Ceci se passait au temps où la France avait sa puissance maritime déjà brisée. 

Elle comptait plus de trois-ponts qui pourrissaient à perte de fond dans la rade de Brest. 

En revanche, ses frégates et ses corvettes écumaient l’océan. 

Celles de la marine anglaise les serraient de près. 

Aux extrémités de la terre ces navires délicats, dont beaucoup portaient des noms de fleurs ou de femmes, s’abordaient et se fracassaient les uns les autres en l’honneur de quatre yards d’étamine qui, du bout d’une corne, battaient l’air.

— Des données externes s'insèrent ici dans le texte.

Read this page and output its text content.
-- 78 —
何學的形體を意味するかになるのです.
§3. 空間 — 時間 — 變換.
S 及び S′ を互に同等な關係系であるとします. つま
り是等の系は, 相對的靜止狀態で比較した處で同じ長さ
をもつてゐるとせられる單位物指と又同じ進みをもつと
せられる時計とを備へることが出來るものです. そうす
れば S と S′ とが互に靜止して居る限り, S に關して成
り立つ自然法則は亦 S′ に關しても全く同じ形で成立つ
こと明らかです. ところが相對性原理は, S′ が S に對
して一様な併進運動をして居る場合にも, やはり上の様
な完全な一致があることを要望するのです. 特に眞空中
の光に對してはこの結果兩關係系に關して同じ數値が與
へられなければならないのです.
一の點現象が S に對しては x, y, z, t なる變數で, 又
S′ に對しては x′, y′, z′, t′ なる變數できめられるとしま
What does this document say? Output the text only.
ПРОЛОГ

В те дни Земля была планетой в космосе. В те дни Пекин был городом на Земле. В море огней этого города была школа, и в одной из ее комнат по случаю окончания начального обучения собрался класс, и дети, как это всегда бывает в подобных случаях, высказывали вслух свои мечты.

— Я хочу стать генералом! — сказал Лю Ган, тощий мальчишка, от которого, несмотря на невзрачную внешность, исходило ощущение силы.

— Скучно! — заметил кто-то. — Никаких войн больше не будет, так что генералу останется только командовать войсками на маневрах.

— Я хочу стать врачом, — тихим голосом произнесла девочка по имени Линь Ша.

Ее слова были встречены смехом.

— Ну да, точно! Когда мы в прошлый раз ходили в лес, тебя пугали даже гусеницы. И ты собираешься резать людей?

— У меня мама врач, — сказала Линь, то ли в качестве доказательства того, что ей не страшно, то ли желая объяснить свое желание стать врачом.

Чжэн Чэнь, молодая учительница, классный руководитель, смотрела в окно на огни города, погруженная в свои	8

Le vent avait soufflé fort pendant la nuit, mais avec l’aube il était tombé. 

Maintenant le soleil levant colorait les franges des varechs de tempête qui, avant de disparaître vers l’ouest, luisaient sur les innombrables crêtes des longues vagues vertes. 

Au nord, au sud, à l’ouest l’horizon s’étalait en ligne droite, interrompu seulement par la trombe d’écume qui provenait du choc de deux Atlantique. 

Vers l’est il y avait une île rocheuse qui surplombait la mer par des rocailles, quelques bouquets de palmiers, et une banderole de brume qui s’échappait de la hauteur dénudée, conique, qui la coiffait. 

Un lourd ressac frappait le rivage. 

À une distance raisonnable, la frégate anglaise de trente deux canons Leda, capitaine A.-P. Johnson, levait son flanc noir sur la crête d’une vague ou retombait dans le fond d’une vallée d’émeraude, tout en faisant route à petite allure vers le nord.

Sur son gaillard d’arrière, blanc comme neige, se tenait un petit homme sec au visage hâlé qui balayait l’horizon avec une lunette. 

– Monsieur Wharton ! appela-t-il d’une voix qui avait la douceur d’un gond rouillé.

Un officier maigre, aux genoux cagneux, s’avança à pas traînants sur la dunette.

– Monsieur ?

– J’ai ouvert les ordres scellés, monsieur Wharton.

Une lueur de curiosité éclaira les traits accusés du premier lieutenant. 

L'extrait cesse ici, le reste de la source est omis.